Links between diabetes and TB have been recognised for a long time.  Diabetes is known to weakens one’s immune system making the body more vulnerable to TB. There is growing evidence that diabetes is an important risk factor for TB and might affect disease presentation and treatment response. Professor Anthony Harries of The Union recognizes that a person with diabetes is three times more likely to contract TB, which may lead to recurrent TB and liver toxicity, and even increase chances of death.

Yet, until recently, TB-diabetes was not taken seriously enough, perhaps because it was believed that in countries where TB is common, diabetes is not and vice versa. But the sad part is that diabetes is no longer a rich man’s disease. It is becoming increasingly common in low and middle income countries where TB is already highly endemic.

Even though TB incidence has seen a decline in high-income countries recently, incidence remains high in countries that have high rates of infection with HIV, high prevalence of malnutrition and crowded living conditions, or poor TB care and control infrastructure. At the same time, diabetes prevalence is soaring globally, fuelled by obesity. People with a weak immune system, as a result of chronic diseases such as diabetes, are at a higher risk of progressing from latent to active TB--is estimated that one in three people in the world is infected with latent TB that poses a lifelong risk of developing into active TB. At the same time, infectious diseases like TB complicate diabetes treatment.

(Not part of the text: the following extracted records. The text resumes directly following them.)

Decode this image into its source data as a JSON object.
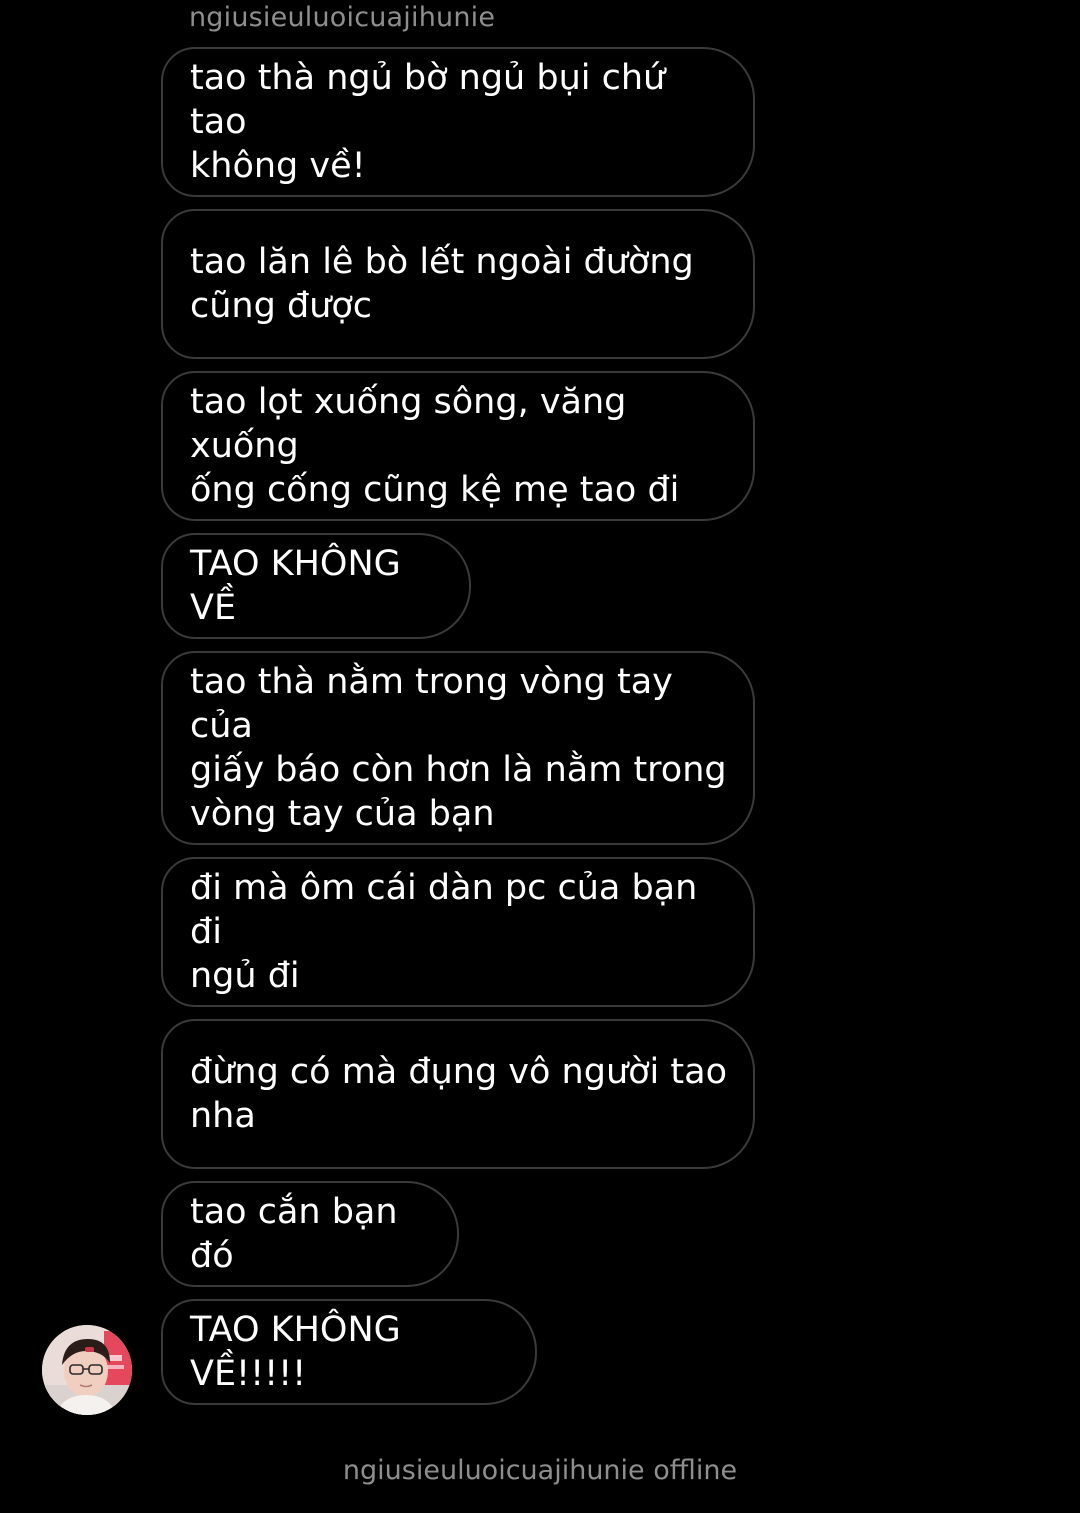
{
  "thread": {
    "sender_name": "ngiusieuluoicuajihunie",
    "messages": [
      {
        "text": "tao thà ngủ bờ ngủ bụi chứ tao\nkhông về!"
      },
      {
        "text": "tao lăn lê bò lết ngoài đường\ncũng được"
      },
      {
        "text": "tao lọt xuống sông, văng xuống\nống cống cũng kệ mẹ tao đi"
      },
      {
        "text": "TAO KHÔNG VỀ"
      },
      {
        "text": "tao thà nằm trong vòng tay của\ngiấy báo còn hơn là nằm trong\nvòng tay của bạn"
      },
      {
        "text": "đi mà ôm cái dàn pc của bạn đi\nngủ đi"
      },
      {
        "text": "đừng có mà đụng vô người tao\nnha"
      },
      {
        "text": "tao cắn bạn đó"
      },
      {
        "text": "TAO KHÔNG VỀ!!!!!"
      }
    ],
    "status_text": "ngiusieuluoicuajihunie offline"
  },
  "colors": {
    "background": "#000000",
    "bubble_border": "#3a3a3a",
    "message_text": "#ffffff",
    "meta_text": "#8e8e8e"
  }
}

A large proportion of people with diabetes as well as TB is either not diagnosed at all or diagnosed too late. Early diagnosis can help improve care and control of both. The WHO recommends that all people with TB should be screened for diabetes. Likewise screening for TB in people with diabetes should be considered, particularly in high TB prevalence settings. Also WHO-recommended treatments should be rigorously implemented for people with TB-diabetes, more so because they have a higher risk of mortality during TB treatment and of TB relapse after treatment.

Jensen advocates for a simple, inexpensive, and as yet unevaluated method of implementing a major education programme for care givers and patients, so that persons with diabetes understand the risks of TB, recognise the symptoms and present to health care services when they think they might have TB. He rightly insists that coordinated planning and service delivery across communicable and non-communicable disease programmes is now imperative-“This needs to happen at different levels of the health system- national, district and city level. We also need to invest in human resources so that health workers are able to deliver integrated care for both TB and diabetes”.

“Addressing TB and diabetes in an integrated way will challenge health systems, partly because the conventional approach is for infectious diseases and chronic illnesses to be seen as two different types of health challenges. There is little interaction between infectious disease experts and NCD experts. So part of the challenge will be to break down barriers and to open communication among different groups of public health experts,” says Jensen.